Lastly, the most recent decision involving the withdrawal of CIRP was taken in Karaipudur Common Effluent Treatment Plant Private Limited v. Eco Pure Technologies (P) Ltd. (July 2021). In this case, an application was filed against the order of the NCLT wherein it admitted a Section 9 application for initiation of CIRP against the CD. The NCLT had granted time to the CD for settlement with the OC and stalled the admission, but requests for a further time extension were rejected and the application was admitted. The CD was successful in reaching a settlement post-admission of the CIRP application when the CoC had not been constituted.

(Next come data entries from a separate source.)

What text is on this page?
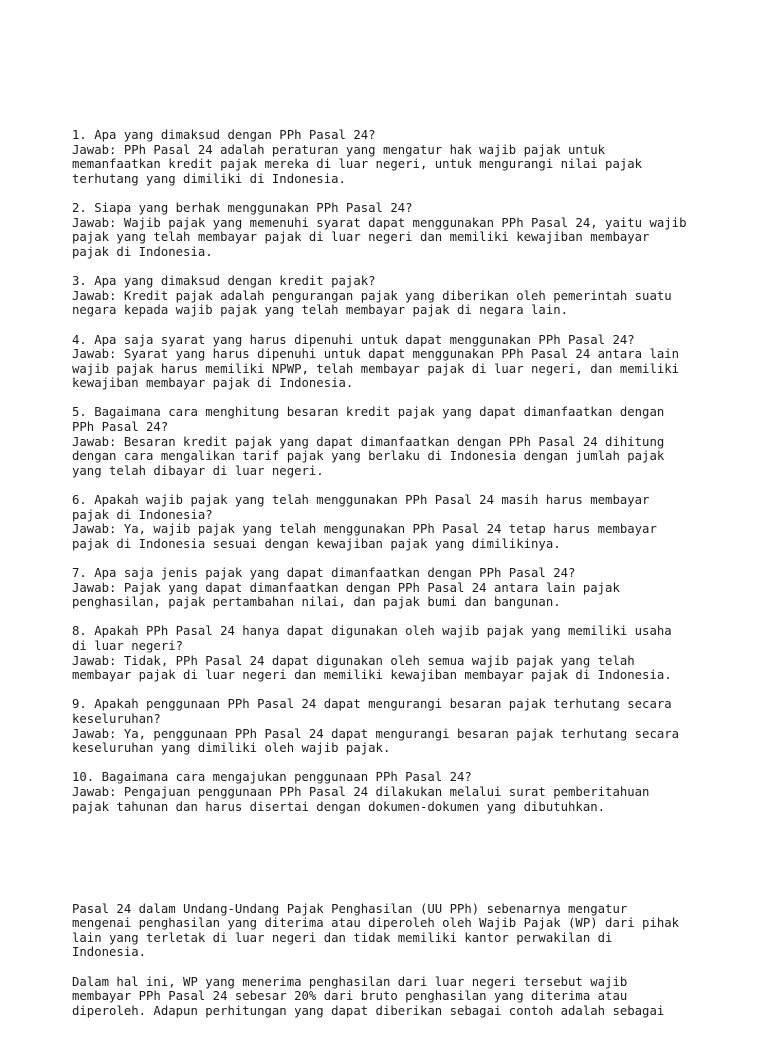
1. Apa yang dimaksud dengan PPh Pasal 24?

Jawab: PPh Pasal 24 adalah peraturan yang mengatur hak wajib pajak untuk

memanfaatkan kredit pajak mereka di luar negeri, untuk mengurangi nilai pajak

terhutang yang dimiliki di Indonesia.

2. Siapa yang berhak menggunakan PPh Pasal 24?

Jawab: Wajib pajak yang memenuhi syarat dapat menggunakan PPh Pasal 24, yaitu wajib

pajak yang telah membayar pajak di luar negeri dan memiliki kewajiban membayar

pajak di Indonesia.

3. Apa yang dimaksud dengan kredit pajak?

Jawab: Kredit pajak adalah pengurangan pajak yang diberikan oleh pemerintah suatu

negara kepada wajib pajak yang telah membayar pajak di negara lain.

4. Apa saja syarat yang harus dipenuhi untuk dapat menggunakan PPh Pasal 24?

Jawab: Syarat yang harus dipenuhi untuk dapat menggunakan PPh Pasal 24 antara lain

wajib pajak harus memiliki NPWP, telah membayar pajak di luar negeri, dan memiliki

kewajiban membayar pajak di Indonesia.

5. Bagaimana cara menghitung besaran kredit pajak yang dapat dimanfaatkan dengan

PPh Pasal 24?

Jawab: Besaran kredit pajak yang dapat dimanfaatkan dengan PPh Pasal 24 dihitung

dengan cara mengalikan tarif pajak yang berlaku di Indonesia dengan jumlah pajak

yang telah dibayar di luar negeri.

6. Apakah wajib pajak yang telah menggunakan PPh Pasal 24 masih harus membayar

pajak di Indonesia?

Jawab: Ya, wajib pajak yang telah menggunakan PPh Pasal 24 tetap harus membayar

pajak di Indonesia sesuai dengan kewajiban pajak yang dimilikinya.

7. Apa saja jenis pajak yang dapat dimanfaatkan dengan PPh Pasal 24?

Jawab: Pajak yang dapat dimanfaatkan dengan PPh Pasal 24 antara lain pajak

penghasilan, pajak pertambahan nilai, dan pajak bumi dan bangunan.

8. Apakah PPh Pasal 24 hanya dapat digunakan oleh wajib pajak yang memiliki usaha

di luar negeri?

Jawab: Tidak, PPh Pasal 24 dapat digunakan oleh semua wajib pajak yang telah

membayar pajak di luar negeri dan memiliki kewajiban membayar pajak di Indonesia.

9. Apakah penggunaan PPh Pasal 24 dapat mengurangi besaran pajak terhutang secara

keseluruhan?

Jawab: Ya, penggunaan PPh Pasal 24 dapat mengurangi besaran pajak terhutang secara

keseluruhan yang dimiliki oleh wajib pajak.

10. Bagaimana cara mengajukan penggunaan PPh Pasal 24?

Jawab: Pengajuan penggunaan PPh Pasal 24 dilakukan melalui surat pemberitahuan

pajak tahunan dan harus disertai dengan dokumen-dokumen yang dibutuhkan.

Pasal 24 dalam Undang-Undang Pajak Penghasilan (UU PPh) sebenarnya mengatur

mengenai penghasilan yang diterima atau diperoleh oleh Wajib Pajak (WP) dari pihak

lain yang terletak di luar negeri dan tidak memiliki kantor perwakilan di

Indonesia.

Dalam hal ini, WP yang menerima penghasilan dari luar negeri tersebut wajib

membayar PPh Pasal 24 sebesar 20% dari bruto penghasilan yang diterima atau

diperoleh. Adapun perhitungan yang dapat diberikan sebagai contoh adalah sebagai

The NCLAT upheld the admission, but since a settlement had been reached and delay occurred due to the Covid-19 pandemic, in the interest of justice it directed the CD to file for an application for withdrawal of CIRP.


The provision for withdrawal of CIRP application adds the necessary flexibility to the insolvency resolution mechanism in India. The provision is now frequently resorted to, particularly by the erstwhile management of the CDs. After undergoing a catena of alterations, the current position of law concerning the withdrawal of a CIRP application is as follows –

  • Different provisions allow withdrawal of a CIRP application at different stages of CIRP– Rule 8 of The Insolvency and Bankruptcy (Application to Adjudicating Authority) Rules, 2016 allows withdrawal before admission, Rule 11 of the NCLT Rules, 2016 allows withdrawal at the stage after the admission but before the constitution of CoC, and Section 12A after the constitution of CoC.
  • Gradual judicial developments on the subject have rendered Regulation 30A to merely exist on paper.
  • A settlement offer made by any person to persuade the applicant creditor or the requisite majority of CoC for withdrawal of CIRP application is not hit by the bar of Section 29A.

As long as the CoC is not constituted, any resistance by FCs towards the withdrawal of CIRP application is futile.